Conservative and liberal legal scholars have argued that even before the 14th Amendment was added in 1868 to grant citizenship to former slaves, it was clear that people born here were considered citizens. Walter Dellinger, a former head of the White House Office of Legal Counsel during the Clinton administration, said the framers believed that “every child born within the territory of alien parents was a natural-born subject, with the exception of children born of foreign ambassadors, of alien enemies during hostile occupation, and of aliens on a foreign vessel.” Judge James C. Ho of the Fifth U.S. Circuit Court of Appeals, who was appointed by Mr. Trump, has written that birthright citizenship “is protected no less for children of undocumented persons than for descendants of Mayflower passengers.”
Mr. Trump campaigned successfully on a promise to reduce the size of the country’s illegal population, and prioritizing the removal of foreign nationals with criminal histories is popular and makes sense.

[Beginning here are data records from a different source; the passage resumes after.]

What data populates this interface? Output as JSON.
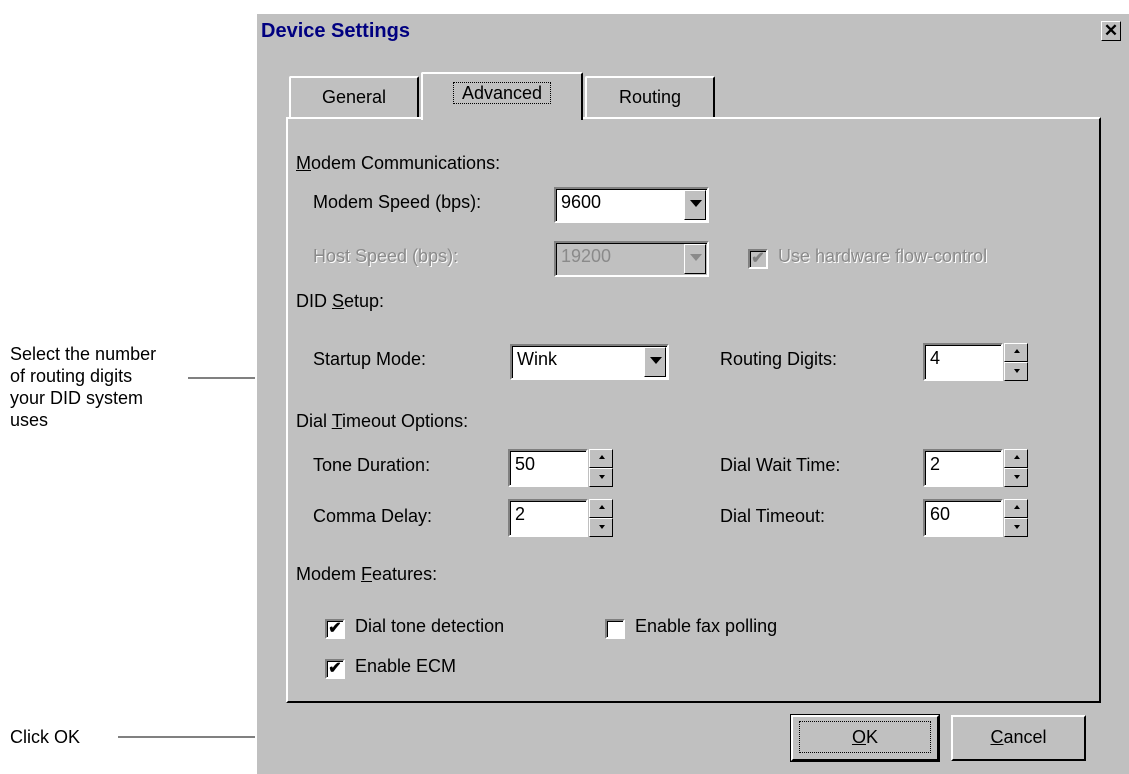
{
  "callouts": {
    "routing_digits": [
      "Select the number",
      "of routing digits",
      "your DID system",
      "uses"
    ],
    "ok": "Click OK"
  },
  "dialog": {
    "title": "Device Settings",
    "close_glyph": "✕",
    "tabs": [
      "General",
      "Advanced",
      "Routing"
    ],
    "active_tab": "Advanced"
  },
  "modem_comm": {
    "heading_accel": "M",
    "heading_rest": "odem Communications:",
    "modem_speed_label": "Modem Speed (bps):",
    "modem_speed_value": "9600",
    "host_speed_label": "Host Speed (bps):",
    "host_speed_value": "19200",
    "flow_control_label": "Use hardware flow-control",
    "flow_control_checked": true
  },
  "did_setup": {
    "heading_pre": "DID ",
    "heading_accel": "S",
    "heading_rest": "etup:",
    "startup_mode_label": "Startup Mode:",
    "startup_mode_value": "Wink",
    "routing_digits_label": "Routing Digits:",
    "routing_digits_value": "4"
  },
  "dial_timeout": {
    "heading_pre": "Dial ",
    "heading_accel": "T",
    "heading_rest": "imeout Options:",
    "tone_duration_label": "Tone Duration:",
    "tone_duration_value": "50",
    "comma_delay_label": "Comma Delay:",
    "comma_delay_value": "2",
    "dial_wait_label": "Dial Wait Time:",
    "dial_wait_value": "2",
    "dial_timeout_label": "Dial Timeout:",
    "dial_timeout_value": "60"
  },
  "modem_features": {
    "heading_pre": "Modem ",
    "heading_accel": "F",
    "heading_rest": "eatures:",
    "dial_tone_label": "Dial tone detection",
    "dial_tone_checked": true,
    "fax_polling_label": "Enable fax polling",
    "fax_polling_checked": false,
    "ecm_label": "Enable ECM",
    "ecm_checked": true
  },
  "buttons": {
    "ok_accel": "O",
    "ok_rest": "K",
    "cancel_accel": "C",
    "cancel_rest": "ancel"
  },
  "check_glyph": "✔"
}
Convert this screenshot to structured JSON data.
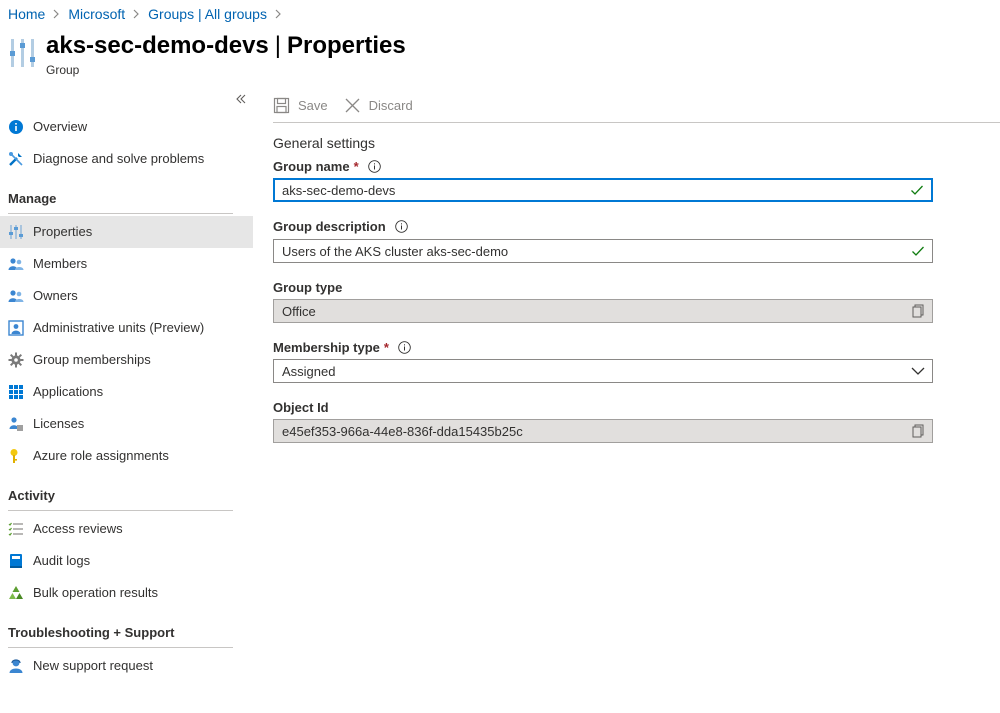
{
  "breadcrumb": [
    {
      "label": "Home"
    },
    {
      "label": "Microsoft"
    },
    {
      "label": "Groups | All groups"
    }
  ],
  "header": {
    "name": "aks-sec-demo-devs",
    "separator": "|",
    "page": "Properties",
    "subtitle": "Group"
  },
  "sidebar": {
    "items": [
      {
        "label": "Overview",
        "icon": "info-icon"
      },
      {
        "label": "Diagnose and solve problems",
        "icon": "wrench-icon"
      }
    ],
    "manage_header": "Manage",
    "manage_items": [
      {
        "label": "Properties",
        "icon": "properties-icon",
        "active": true
      },
      {
        "label": "Members",
        "icon": "people-icon"
      },
      {
        "label": "Owners",
        "icon": "people-icon"
      },
      {
        "label": "Administrative units (Preview)",
        "icon": "admin-units-icon"
      },
      {
        "label": "Group memberships",
        "icon": "gear-icon"
      },
      {
        "label": "Applications",
        "icon": "grid-icon"
      },
      {
        "label": "Licenses",
        "icon": "license-icon"
      },
      {
        "label": "Azure role assignments",
        "icon": "key-icon"
      }
    ],
    "activity_header": "Activity",
    "activity_items": [
      {
        "label": "Access reviews",
        "icon": "checklist-icon"
      },
      {
        "label": "Audit logs",
        "icon": "book-icon"
      },
      {
        "label": "Bulk operation results",
        "icon": "recycle-icon"
      }
    ],
    "support_header": "Troubleshooting + Support",
    "support_items": [
      {
        "label": "New support request",
        "icon": "support-person-icon"
      }
    ]
  },
  "toolbar": {
    "save_label": "Save",
    "discard_label": "Discard"
  },
  "form": {
    "section_title": "General settings",
    "group_name": {
      "label": "Group name",
      "required": "*",
      "value": "aks-sec-demo-devs"
    },
    "group_description": {
      "label": "Group description",
      "value": "Users of the AKS cluster aks-sec-demo"
    },
    "group_type": {
      "label": "Group type",
      "value": "Office"
    },
    "membership_type": {
      "label": "Membership type",
      "required": "*",
      "value": "Assigned"
    },
    "object_id": {
      "label": "Object Id",
      "value": "e45ef353-966a-44e8-836f-dda15435b25c"
    }
  },
  "colors": {
    "link": "#0063b1",
    "focus_border": "#0078d4",
    "valid_check": "#107c10",
    "required": "#a4262c",
    "active_nav": "#e6e6e6"
  }
}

But ending birthright citizenship would almost certainly be at cross-purposes with his larger goal. Children who automatically become citizens would be counted going forward as illegal, like their parents, and the size of the illegal population would swell by the millions.
There’s also a moral case for leaving birthright citizenship in place, including for the offspring of undocumented parents, and it’s similar to the case that Mr. Trump has made for accommodating the Dreamers. Why punish children for the sins of their parents?